Dass die Quellen, die Agamben zusammenträgt trotzdem in hohem Maße anregend sind, nach historisch belegbaren Verbindungen zu suchen, sei nicht bestritten. Mit der Vorsehungslehre wurde dabei sicher auch ein Thema gefunden, dessen Einfluss auf das moderne politische und ökonomische Denken man nachweisen kann. Dass die moderne Wirtschaftstheorie wie überhaupt die meisten modernen Wissenschaften in ihren Ursprüngen durchaus religiösem Denken verhaftet blieben, in dem sie Gottes Wirken in der Welt beschreiben wollten, ist ein wichtiger Hinweis, der in den letzten Jahren auch von anderen Seiten gegeben wurde.

Der Reiz von Genealogien liegt darin, dass sie verborgene Zusammenhänge ans Licht bringen können und damit die Fronten klären helfen: Wo liegen die wesentlichen Gegensätze? Freilich ist die Gefahr einer Methode, die nach verborgenen Kontinuitäten sucht, die, dass sie die offensichtlichen Brüche übergeht: Dass sich die Wirtschaftstheorie wie die Staatstheorie der frühen Neuzeit mitunter völlig konträr zu den Gehalten der christlichen Vorstellungen des Mittelalters entwickelt haben, kommt bei Agamben nicht in den Blick, ja es verkommt zum nur scheinbaren Gegensatz. Der Bruch der Neuzeit, der sich auch darin ausdrückte, dass man sich von den zeitgenössischen Denkern emanzipierte und sein Heil bei den alten philosophischen, oft stoischen, Autoritäten suchte, auch dieser Vorgang wird bei Agamben zur quantité négligeable. Es käme wohl darauf an, einem dialektischen Prozess von Abgrenzung und Übernahme bei der Geburt der Moderne nachzuspüren. Dabei sollte man die Arbeiten von Agamben aber nicht übergehen.

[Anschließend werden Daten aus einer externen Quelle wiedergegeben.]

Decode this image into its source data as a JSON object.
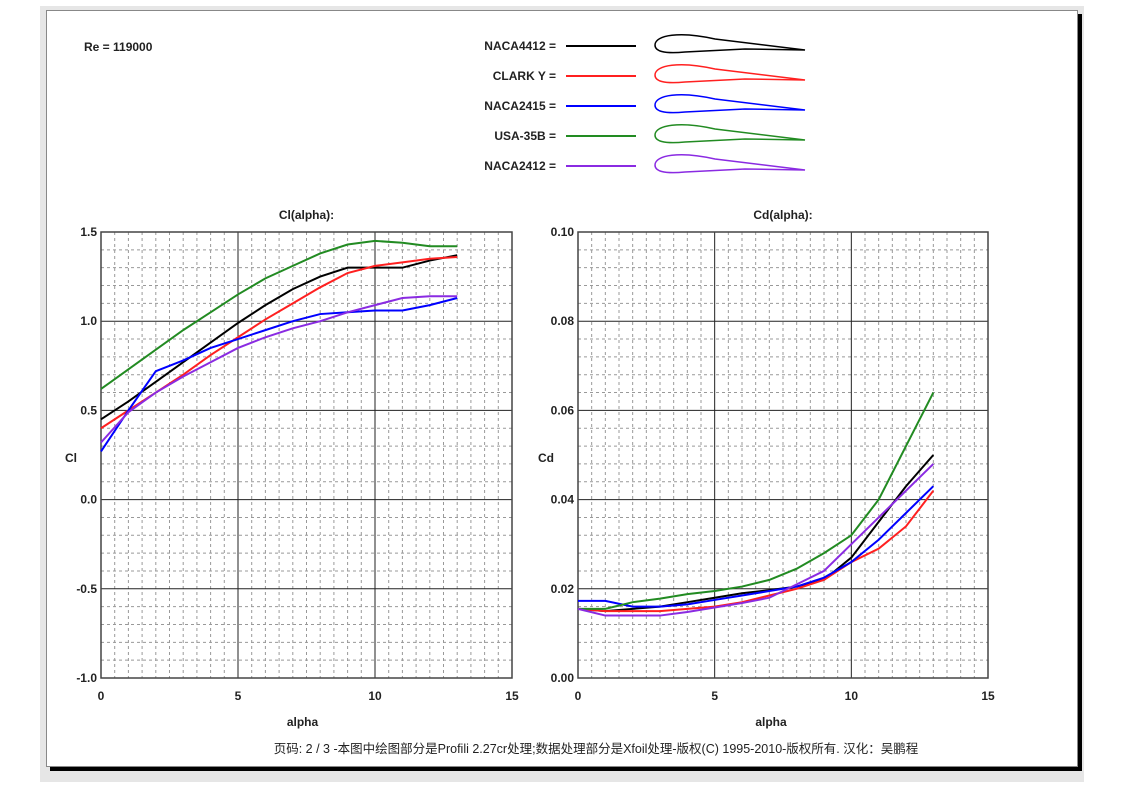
{
  "re_label": "Re = 119000",
  "footer": "页码: 2 / 3 -本图中绘图部分是Profili 2.27cr处理;数据处理部分是Xfoil处理-版权(C) 1995-2010-版权所有. 汉化：吴鹏程",
  "chart_data": [
    {
      "type": "line",
      "title": "Cl(alpha):",
      "xlabel": "alpha",
      "ylabel": "Cl",
      "xlim": [
        0,
        15
      ],
      "ylim": [
        -1.0,
        1.5
      ],
      "xticks": [
        "0",
        "5",
        "10",
        "15"
      ],
      "yticks": [
        "-1.0",
        "-0.5",
        "0.0",
        "0.5",
        "1.0",
        "1.5"
      ],
      "grid": true,
      "x": [
        0,
        1,
        2,
        3,
        4,
        5,
        6,
        7,
        8,
        9,
        10,
        11,
        12,
        13
      ],
      "series": [
        {
          "name": "NACA4412",
          "color": "#000000",
          "values": [
            0.45,
            0.55,
            0.66,
            0.77,
            0.88,
            0.99,
            1.09,
            1.18,
            1.25,
            1.3,
            1.3,
            1.3,
            1.34,
            1.37
          ]
        },
        {
          "name": "CLARK Y",
          "color": "#ff2020",
          "values": [
            0.4,
            0.5,
            0.6,
            0.7,
            0.81,
            0.91,
            1.01,
            1.1,
            1.19,
            1.27,
            1.31,
            1.33,
            1.35,
            1.36
          ]
        },
        {
          "name": "NACA2415",
          "color": "#0000ff",
          "values": [
            0.27,
            0.5,
            0.72,
            0.78,
            0.85,
            0.9,
            0.95,
            1.0,
            1.04,
            1.05,
            1.06,
            1.06,
            1.09,
            1.13
          ]
        },
        {
          "name": "USA-35B",
          "color": "#228b22",
          "values": [
            0.62,
            0.73,
            0.84,
            0.95,
            1.05,
            1.15,
            1.24,
            1.31,
            1.38,
            1.43,
            1.45,
            1.44,
            1.42,
            1.42
          ]
        },
        {
          "name": "NACA2412",
          "color": "#8a2be2",
          "values": [
            0.32,
            0.49,
            0.6,
            0.69,
            0.77,
            0.85,
            0.91,
            0.96,
            1.0,
            1.05,
            1.09,
            1.13,
            1.14,
            1.14
          ]
        }
      ]
    },
    {
      "type": "line",
      "title": "Cd(alpha):",
      "xlabel": "alpha",
      "ylabel": "Cd",
      "xlim": [
        0,
        15
      ],
      "ylim": [
        0,
        0.1
      ],
      "xticks": [
        "0",
        "5",
        "10",
        "15"
      ],
      "yticks": [
        "0.00",
        "0.02",
        "0.04",
        "0.06",
        "0.08",
        "0.10"
      ],
      "grid": true,
      "x": [
        0,
        1,
        2,
        3,
        4,
        5,
        6,
        7,
        8,
        9,
        10,
        11,
        12,
        13
      ],
      "series": [
        {
          "name": "NACA4412",
          "color": "#000000",
          "values": [
            0.0155,
            0.015,
            0.0155,
            0.016,
            0.017,
            0.018,
            0.019,
            0.0197,
            0.0205,
            0.022,
            0.027,
            0.035,
            0.043,
            0.05
          ]
        },
        {
          "name": "CLARK Y",
          "color": "#ff2020",
          "values": [
            0.0155,
            0.015,
            0.015,
            0.015,
            0.0155,
            0.016,
            0.017,
            0.0185,
            0.02,
            0.022,
            0.026,
            0.029,
            0.034,
            0.042
          ]
        },
        {
          "name": "NACA2415",
          "color": "#0000ff",
          "values": [
            0.0173,
            0.0173,
            0.016,
            0.016,
            0.0165,
            0.0175,
            0.0185,
            0.0195,
            0.0205,
            0.0225,
            0.026,
            0.031,
            0.037,
            0.043
          ]
        },
        {
          "name": "USA-35B",
          "color": "#228b22",
          "values": [
            0.0155,
            0.0155,
            0.017,
            0.0178,
            0.0188,
            0.0195,
            0.0205,
            0.022,
            0.0245,
            0.028,
            0.032,
            0.04,
            0.052,
            0.064
          ]
        },
        {
          "name": "NACA2412",
          "color": "#8a2be2",
          "values": [
            0.0155,
            0.014,
            0.014,
            0.014,
            0.0148,
            0.0158,
            0.0168,
            0.018,
            0.021,
            0.024,
            0.03,
            0.036,
            0.042,
            0.048
          ]
        }
      ]
    }
  ]
}
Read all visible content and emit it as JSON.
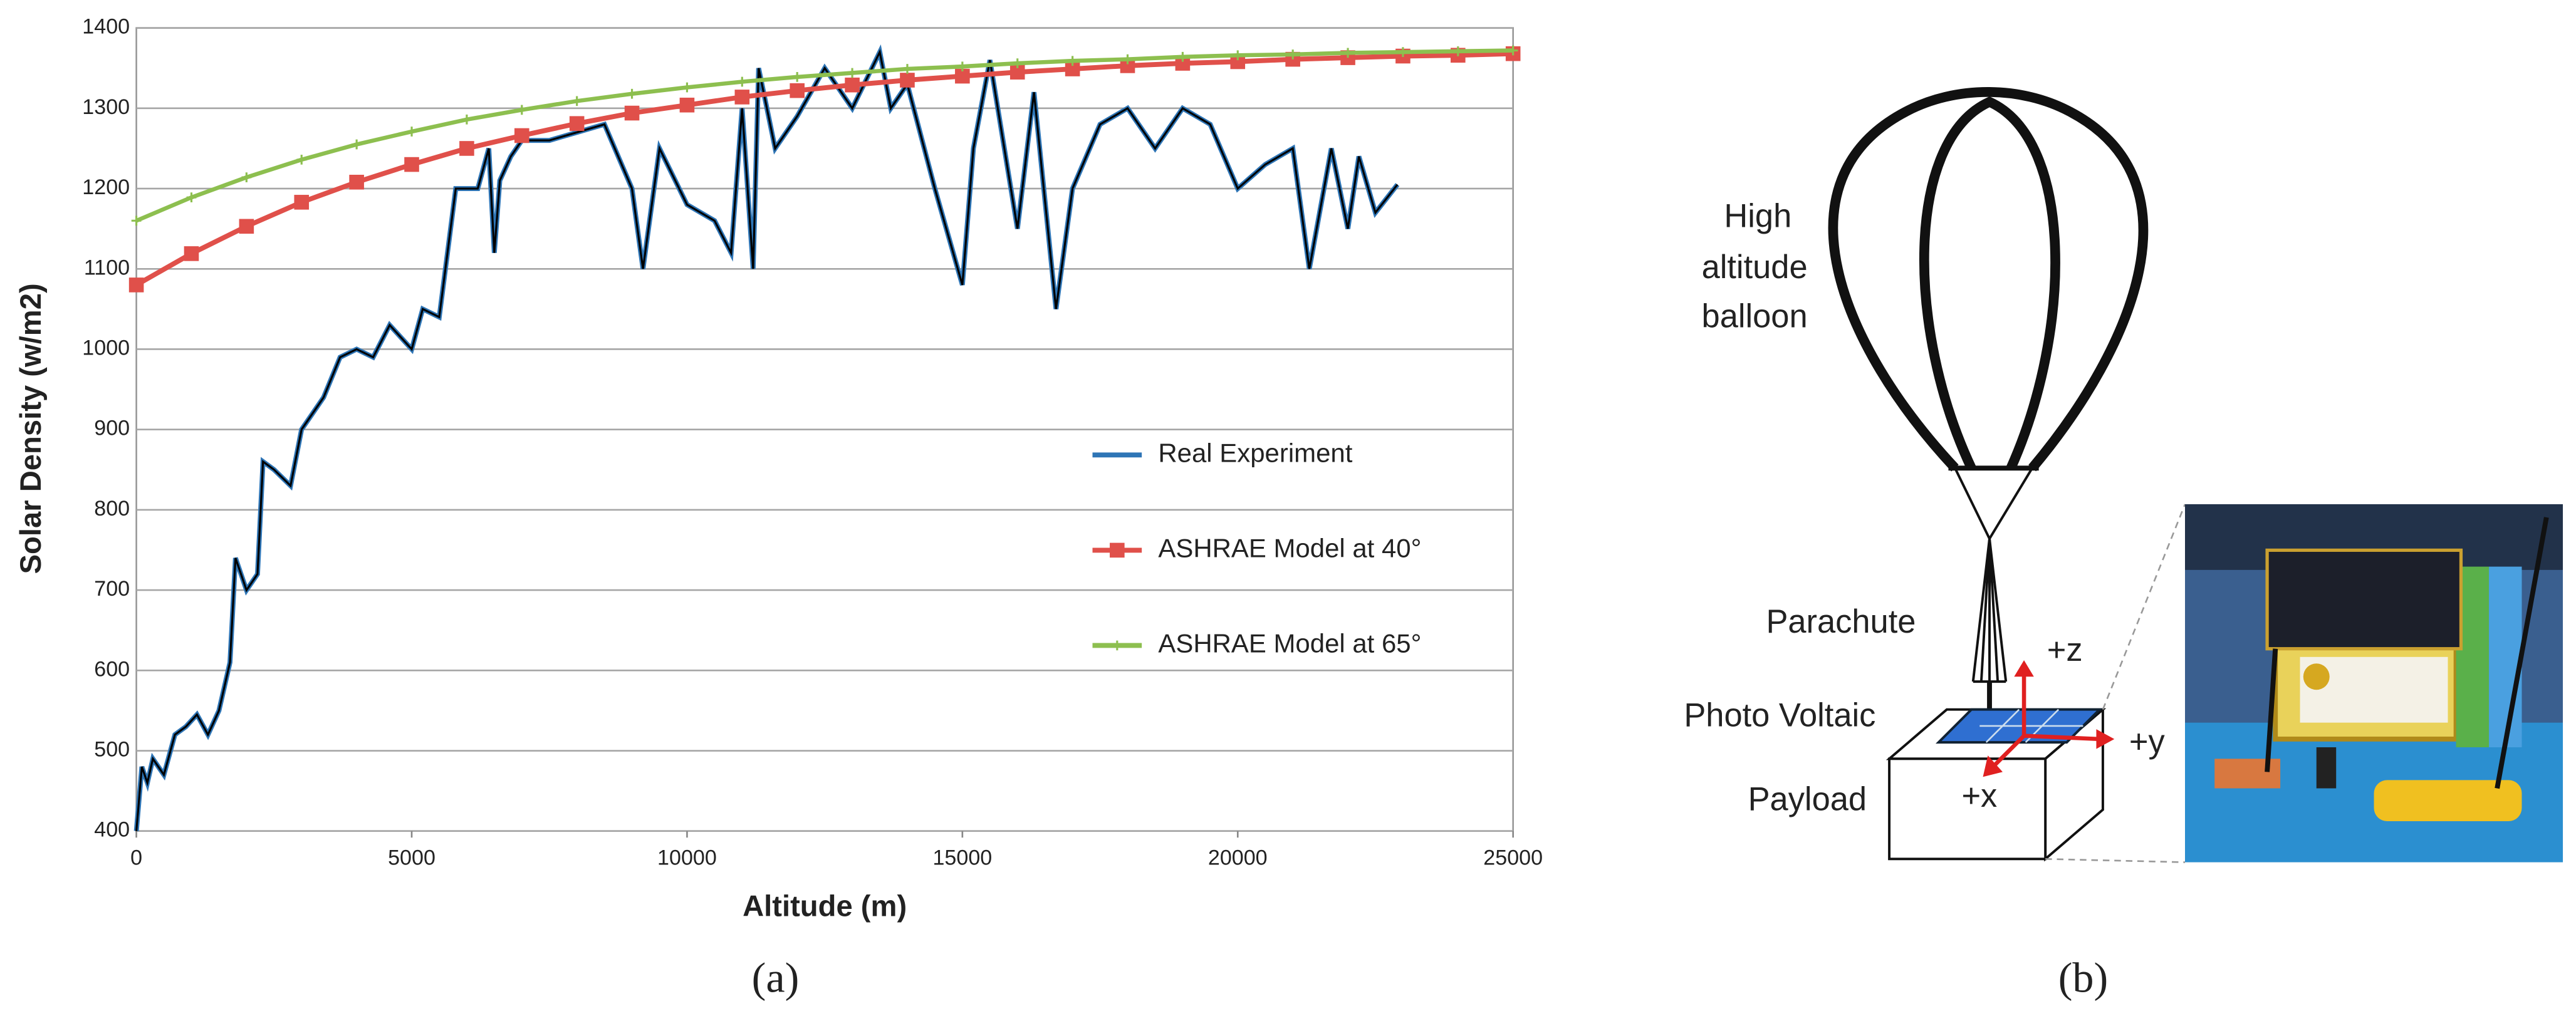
{
  "chart_data": {
    "type": "line",
    "xlabel": "Altitude (m)",
    "ylabel": "Solar Density (w/m2)",
    "xlim": [
      0,
      25000
    ],
    "ylim": [
      400,
      1400
    ],
    "xticks": [
      0,
      5000,
      10000,
      15000,
      20000,
      25000
    ],
    "yticks": [
      400,
      500,
      600,
      700,
      800,
      900,
      1000,
      1100,
      1200,
      1300,
      1400
    ],
    "grid": true,
    "legend": "center right",
    "series": [
      {
        "name": "Real Experiment",
        "color": "#2e75b6",
        "marker": "none",
        "x": [
          0,
          100,
          200,
          300,
          500,
          700,
          900,
          1100,
          1300,
          1500,
          1700,
          1800,
          2000,
          2200,
          2300,
          2500,
          2800,
          3000,
          3200,
          3400,
          3700,
          4000,
          4300,
          4600,
          5000,
          5200,
          5500,
          5800,
          6200,
          6400,
          6500,
          6600,
          6800,
          7000,
          7500,
          8000,
          8500,
          9000,
          9200,
          9500,
          10000,
          10500,
          10800,
          11000,
          11200,
          11300,
          11600,
          12000,
          12500,
          13000,
          13500,
          13700,
          14000,
          14500,
          15000,
          15200,
          15500,
          16000,
          16300,
          16700,
          17000,
          17500,
          18000,
          18500,
          19000,
          19500,
          20000,
          20500,
          21000,
          21300,
          21700,
          22000,
          22200,
          22500,
          22900
        ],
        "values": [
          400,
          480,
          460,
          490,
          470,
          520,
          530,
          545,
          520,
          550,
          610,
          740,
          700,
          720,
          860,
          850,
          830,
          900,
          920,
          940,
          990,
          1000,
          990,
          1030,
          1000,
          1050,
          1040,
          1200,
          1200,
          1250,
          1120,
          1210,
          1240,
          1260,
          1260,
          1270,
          1280,
          1200,
          1100,
          1250,
          1180,
          1160,
          1120,
          1300,
          1100,
          1350,
          1250,
          1290,
          1350,
          1300,
          1370,
          1300,
          1330,
          1200,
          1080,
          1250,
          1360,
          1150,
          1320,
          1050,
          1200,
          1280,
          1300,
          1250,
          1300,
          1280,
          1200,
          1230,
          1250,
          1100,
          1250,
          1150,
          1240,
          1170,
          1205
        ]
      },
      {
        "name": "ASHRAE Model at 40°",
        "color": "#e0504a",
        "marker": "square",
        "x": [
          0,
          1000,
          2000,
          3000,
          4000,
          5000,
          6000,
          7000,
          8000,
          9000,
          10000,
          11000,
          12000,
          13000,
          14000,
          15000,
          16000,
          17000,
          18000,
          19000,
          20000,
          21000,
          22000,
          23000,
          24000,
          25000
        ],
        "values": [
          1080,
          1119,
          1153,
          1183,
          1208,
          1230,
          1250,
          1266,
          1281,
          1294,
          1304,
          1314,
          1322,
          1329,
          1335,
          1340,
          1345,
          1349,
          1353,
          1356,
          1358,
          1361,
          1363,
          1365,
          1366,
          1368
        ]
      },
      {
        "name": "ASHRAE Model at 65°",
        "color": "#8dbf4f",
        "marker": "plus",
        "x": [
          0,
          1000,
          2000,
          3000,
          4000,
          5000,
          6000,
          7000,
          8000,
          9000,
          10000,
          11000,
          12000,
          13000,
          14000,
          15000,
          16000,
          17000,
          18000,
          19000,
          20000,
          21000,
          22000,
          23000,
          24000,
          25000
        ],
        "values": [
          1160,
          1189,
          1214,
          1236,
          1255,
          1271,
          1286,
          1298,
          1309,
          1318,
          1326,
          1333,
          1339,
          1344,
          1349,
          1352,
          1356,
          1359,
          1361,
          1364,
          1366,
          1367,
          1369,
          1370,
          1371,
          1372
        ]
      }
    ]
  },
  "caption_a": "(a)",
  "panel_b": {
    "balloon": [
      "High",
      "altitude",
      "balloon"
    ],
    "parachute": "Parachute",
    "photo_voltaic": "Photo Voltaic",
    "payload": "Payload",
    "axes": [
      "+z",
      "+y",
      "+x"
    ],
    "caption": "(b)"
  }
}
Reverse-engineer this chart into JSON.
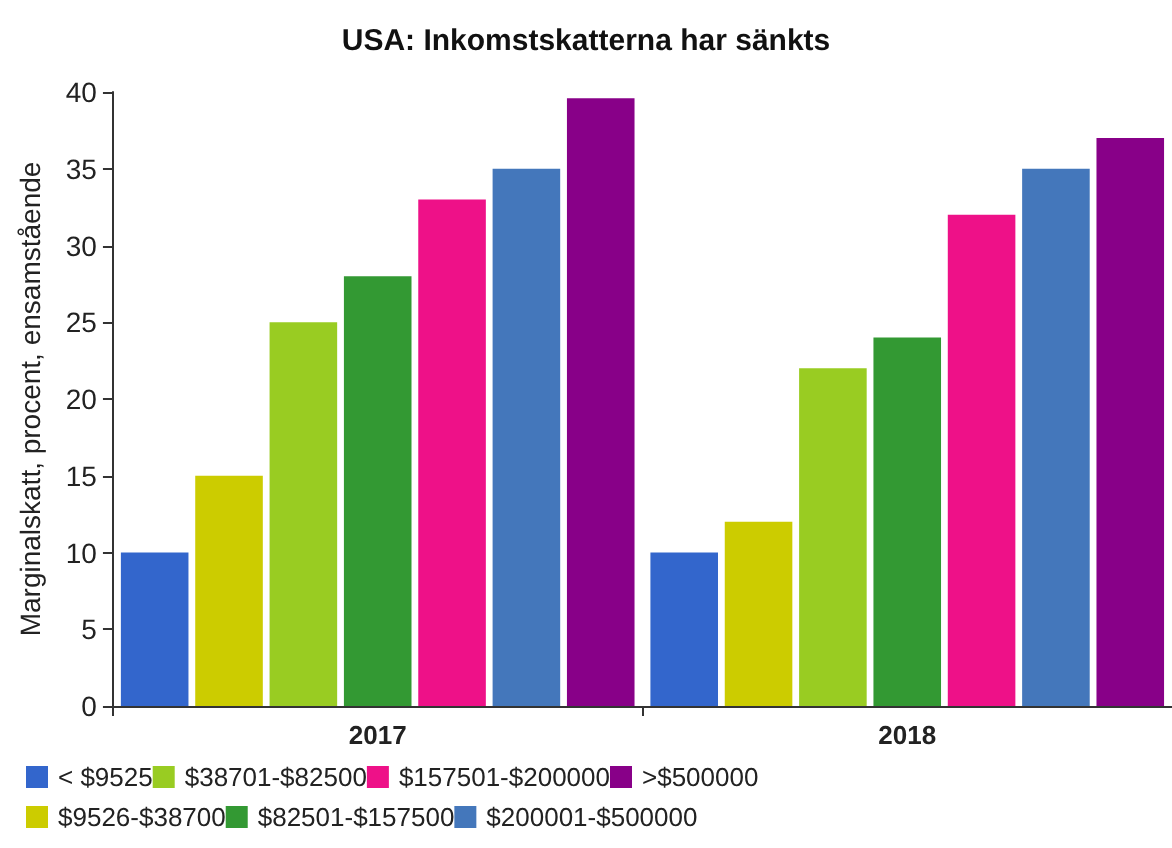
{
  "chart_data": {
    "type": "bar",
    "title": "USA: Inkomstskatterna har sänkts",
    "ylabel": "Marginalskatt, procent, ensamstående",
    "categories": [
      "2017",
      "2018"
    ],
    "series": [
      {
        "name": "< $9525",
        "color": "#3366cc",
        "values": [
          10,
          10
        ]
      },
      {
        "name": "$9526-$38700",
        "color": "#cccc00",
        "values": [
          15,
          12
        ]
      },
      {
        "name": "$38701-$82500",
        "color": "#99cc22",
        "values": [
          25,
          22
        ]
      },
      {
        "name": "$82501-$157500",
        "color": "#339933",
        "values": [
          28,
          24
        ]
      },
      {
        "name": "$157501-$200000",
        "color": "#ee1188",
        "values": [
          33,
          32
        ]
      },
      {
        "name": "$200001-$500000",
        "color": "#4477bb",
        "values": [
          35,
          35
        ]
      },
      {
        "name": ">$500000",
        "color": "#880088",
        "values": [
          39.6,
          37
        ]
      }
    ],
    "ylim": [
      0,
      40
    ],
    "yticks": [
      0,
      5,
      10,
      15,
      20,
      25,
      30,
      35,
      40
    ],
    "grid": false,
    "legend": "bottom"
  }
}
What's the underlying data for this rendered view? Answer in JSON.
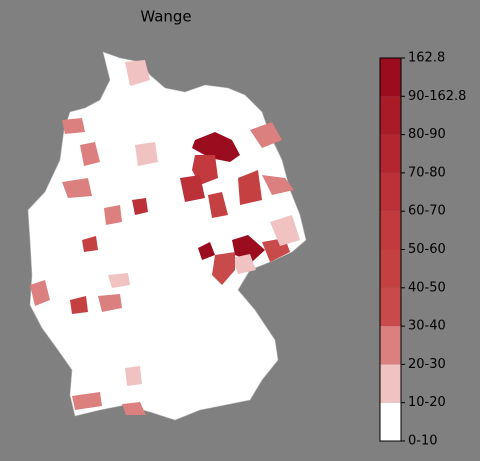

Agambens Thema in Herrschaft und Herrlichkeit ist die Trinitätstheologie: Das Sein Gottes ist der Vater, das Wirken ist personifiziert im Sohn, bleibt noch der Geist, der nach traditioneller Lesart Gott verherrlicht. Der Umstand, dass der Souverän ohnmächtig ist, werde verdeckt, so Agamben, durch die Herrlichkeit, die zu Herrschaft und Regierung tritt. Damit meint Agamben die liturgisch-rituellen Huldigungen der Herrscher. Diese Herrscherakklamationen seien in der modernen Welt durch die medial hergestellte öffentliche Meinung ersetzt worden. Regierung und Medien haben den Souverän, das Volk entmachtet. Hier sieht Agamben selber das »verborgene Zentrum« seines Buches: »Als Symbol der Herrlichkeit ist der leere Thron das, was es zu profanieren gilt.« Es komme nicht darauf an, wie Marx es tat, die Tätigkeit Gottes zu säkularisieren und das Sein des Menschen als Selbsterzeugung zu denken. Es komme vielmehr darauf an, die Untätigkeit der Politik wiederzugeben, also eine Tätigkeit zu finden, »die darin besteht, alle menschlichen und göttlichen Werke unwirksam zu machen« (13). Dies sei dem vierten Band seines Homo-Sacer-Projektes vorbehalten. Es ist gut möglich, dass Agamben mit seinem langen und verschlungenen Anlauf hier etwas gefunden hat, von dem aus eine Kritik der Moderne radikaler und grundsätzlicher zu leisten ist, als wir das bisher gewohnt sind.

Giorgio Agamben, Herrschaft und Herrlichkeit. Zur theologischen Genealogie von Ökonomie und Regierung. Aus dem Italienischen von Andreas Hiepko, edition suhrkamp, Berlin 2010, 360 Seiten, 20,-€.